Se diseña un hábitat evidentemente desde humanos para humanos y en esta condición dada por sentada y hasta tautológica se esconde precisamente ese resto que permite la pregunta misma por la arquitectura y la imposibilidad de una respuesta no-toda. Se puede responder a esta pregunta calificando a la arquitectura de objetiva, deducir de un estudio casi axiomático de la estructura, la función y la forma en sus sobredeterminadas condiciones y configuraciones un diseño único y “bien logrado”.
La pretensión de un saber no ideológico es ya ideológico , ubicarse en el lugar de la objetividad es ya una ideología que se sostiene en la evidencia de la verdad más axiomática y por lo tanto  la mejor lograda y enmascarada en las verdades más obvias: una habitación luminosa es mejor que una oscura y húmeda por ejemplo. Ir más allá de las subjetividades y los gustos imaginarios amparados  en la objetividad  no evita tocar la puerta a la ideología. En fachada+luz+sombra+temperatura+ambiente+función+… la suma de las partes no es igual al todo, existe un resto que se escapa.

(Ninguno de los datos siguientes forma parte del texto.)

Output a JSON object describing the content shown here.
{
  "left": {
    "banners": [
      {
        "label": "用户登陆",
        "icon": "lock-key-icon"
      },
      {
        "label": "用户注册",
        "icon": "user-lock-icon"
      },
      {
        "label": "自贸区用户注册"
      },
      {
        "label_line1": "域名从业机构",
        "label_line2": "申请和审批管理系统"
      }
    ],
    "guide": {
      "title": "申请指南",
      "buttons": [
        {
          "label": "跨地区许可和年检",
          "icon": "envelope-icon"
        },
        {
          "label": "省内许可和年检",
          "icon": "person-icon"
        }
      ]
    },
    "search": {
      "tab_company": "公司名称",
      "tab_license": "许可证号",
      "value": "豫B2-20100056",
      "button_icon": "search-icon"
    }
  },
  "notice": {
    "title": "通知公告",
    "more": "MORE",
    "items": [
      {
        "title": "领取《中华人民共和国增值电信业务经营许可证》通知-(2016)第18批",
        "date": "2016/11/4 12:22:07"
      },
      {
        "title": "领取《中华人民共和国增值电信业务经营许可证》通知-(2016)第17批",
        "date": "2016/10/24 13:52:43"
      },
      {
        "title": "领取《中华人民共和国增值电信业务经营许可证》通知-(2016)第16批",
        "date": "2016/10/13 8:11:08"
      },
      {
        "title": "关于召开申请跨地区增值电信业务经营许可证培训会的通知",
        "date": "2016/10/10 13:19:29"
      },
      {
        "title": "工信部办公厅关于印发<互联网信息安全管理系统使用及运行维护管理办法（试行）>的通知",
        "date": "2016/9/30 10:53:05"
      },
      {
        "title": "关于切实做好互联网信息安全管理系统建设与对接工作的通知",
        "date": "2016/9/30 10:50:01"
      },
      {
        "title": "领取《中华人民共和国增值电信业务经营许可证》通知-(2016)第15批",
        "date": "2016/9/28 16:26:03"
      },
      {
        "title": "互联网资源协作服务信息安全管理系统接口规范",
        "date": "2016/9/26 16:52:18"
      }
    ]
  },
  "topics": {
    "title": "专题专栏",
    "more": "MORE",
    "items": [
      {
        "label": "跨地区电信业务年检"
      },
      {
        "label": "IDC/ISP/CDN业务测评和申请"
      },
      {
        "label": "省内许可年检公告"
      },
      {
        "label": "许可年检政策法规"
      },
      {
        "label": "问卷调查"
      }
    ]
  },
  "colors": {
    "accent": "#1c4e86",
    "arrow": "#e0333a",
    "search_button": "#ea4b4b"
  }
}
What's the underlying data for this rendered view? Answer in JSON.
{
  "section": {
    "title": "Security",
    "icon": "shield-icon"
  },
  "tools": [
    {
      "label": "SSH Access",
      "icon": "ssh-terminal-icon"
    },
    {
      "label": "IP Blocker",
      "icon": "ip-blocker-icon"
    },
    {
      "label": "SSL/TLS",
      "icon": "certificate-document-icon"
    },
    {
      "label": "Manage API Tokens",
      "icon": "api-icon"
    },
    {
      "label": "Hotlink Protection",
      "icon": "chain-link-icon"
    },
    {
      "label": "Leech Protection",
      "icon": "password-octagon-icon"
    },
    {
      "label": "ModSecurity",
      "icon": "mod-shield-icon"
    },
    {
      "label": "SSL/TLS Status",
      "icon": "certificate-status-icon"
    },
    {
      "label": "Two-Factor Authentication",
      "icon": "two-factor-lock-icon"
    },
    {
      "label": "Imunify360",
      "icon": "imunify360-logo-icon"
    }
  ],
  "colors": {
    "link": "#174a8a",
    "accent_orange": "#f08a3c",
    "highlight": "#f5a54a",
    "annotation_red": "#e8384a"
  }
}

Todo quehacer humano está atravesado por la imposibilidad de colocarse por fuera de nuestra condición de sujetos, no existe metalenguaje. La posición de la objetividad es la pretensión ideológica de la ciencia, nuevo dogma en nombre del cual empezamos nuevas cruzadas. ¿Dónde puede ubicarse el saber arquitectónico en relación a la ciencia, a la técnica, al arte o a otro discurso? Pensar ¿qué es la arquitectura? Es quizás una respuesta que cada arquitecto pueda resolver en su enfrentamiento con la hoja en blanco. Pensar qué es ser arquitecto es quizás empezar a serlo. La arquitectura es un campo fértil de la creación humana y en los efectos que tiene en nuestras vidas. Si se quiere esperar que la propuesta arquitectónica pase de ser un reflejo de su contexto para pasar a ser protagonista del devenir histórico es importante que se cuestione a sí misma para preguntarnos como habitamos y construimos el mundo.